The Federal Aviation Administration said there was heavy rain early Sunday morning when a Star Marianas Piper Cherokee Six aircraft crashed on Tinian, killing three and seriously injuring four people.
FAA Air Traffic Manager Marianas Tim Cornelison, in an interview with Guam-based PNC News, said there was significant weather reported in the channel between Saipan and Tinian.
“The aircraft contacted Saipan tower and asked what the weather was and was told there was weather in the channel. In northern Tinian they have the Voices of America tower and in the antenna they have incredible strobe lights and, as reported from the Saipan tower, you could not see the lights on the Voice of America tower,” said Cornelison.
He also confirmed that prior to the deadly crash on Sunday, Star Marianas was also involved in two other mishaps.
“At 3:30 to 4 o’clock Friday afternoon, a Cessna 172 that is owned and operated by Star Marianas had departed the Tinian airport and it was reported to me that it lost power and landed on a roadway on Tinian. No injures and three passengers. No damage to the plane.”
The Guam-based FAA official also said that the incident on Saturday involved the pilot of the ill-fated flight Sunday, Luis Silva.

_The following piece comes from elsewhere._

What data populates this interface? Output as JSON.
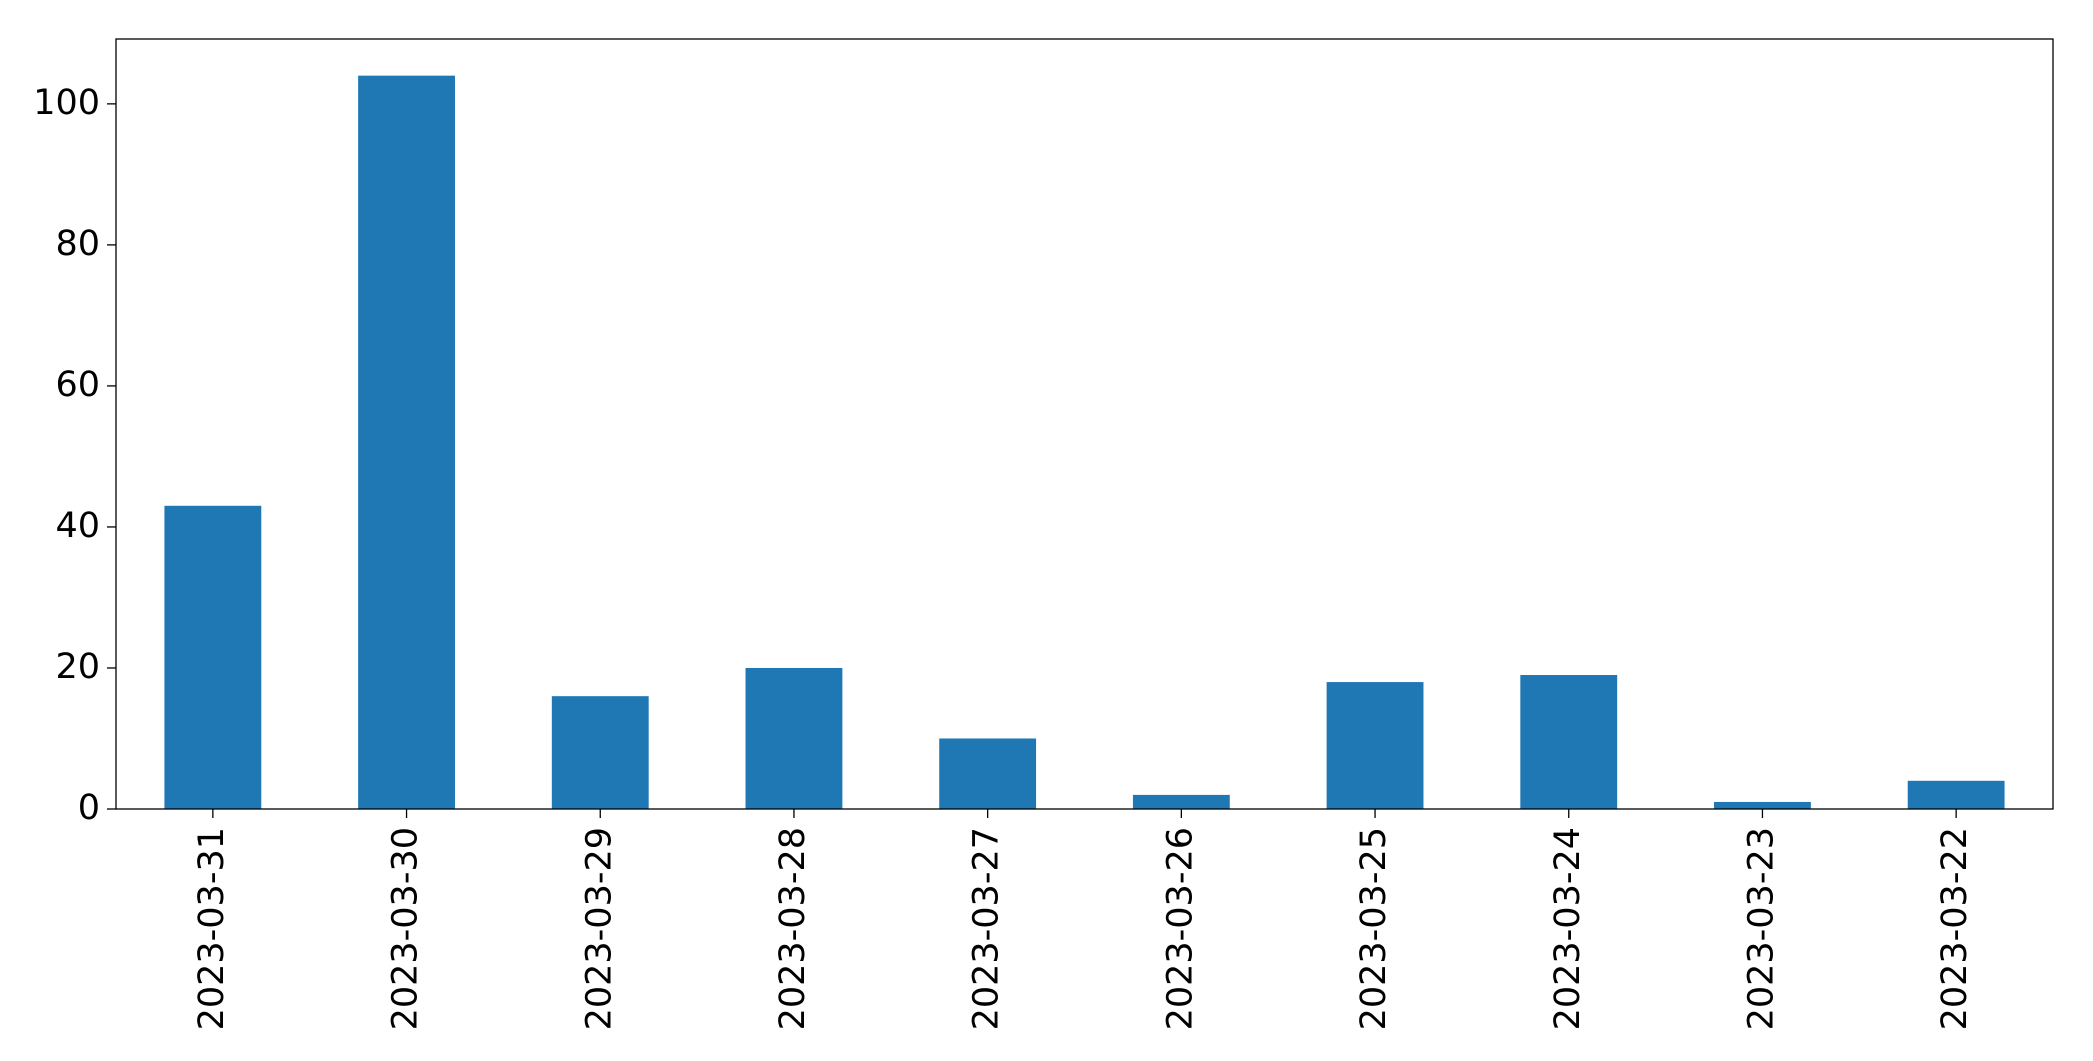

“It was taxiing out of departure on its way to Saipan and missed the turn on the taxiway and ran across the grass area and [the] aircraft ended up on a concrete-enforced drainage ditch and there was damage to the aircraft on that incident…It was reported to me that the pilot was sent for alcohol and drug testing which I believe is the normal [procedure]…It was reported me by the Commonwealth Ports Authority that it was the same pilot from the Saturday incident,” said Cornelison, referring to Silva.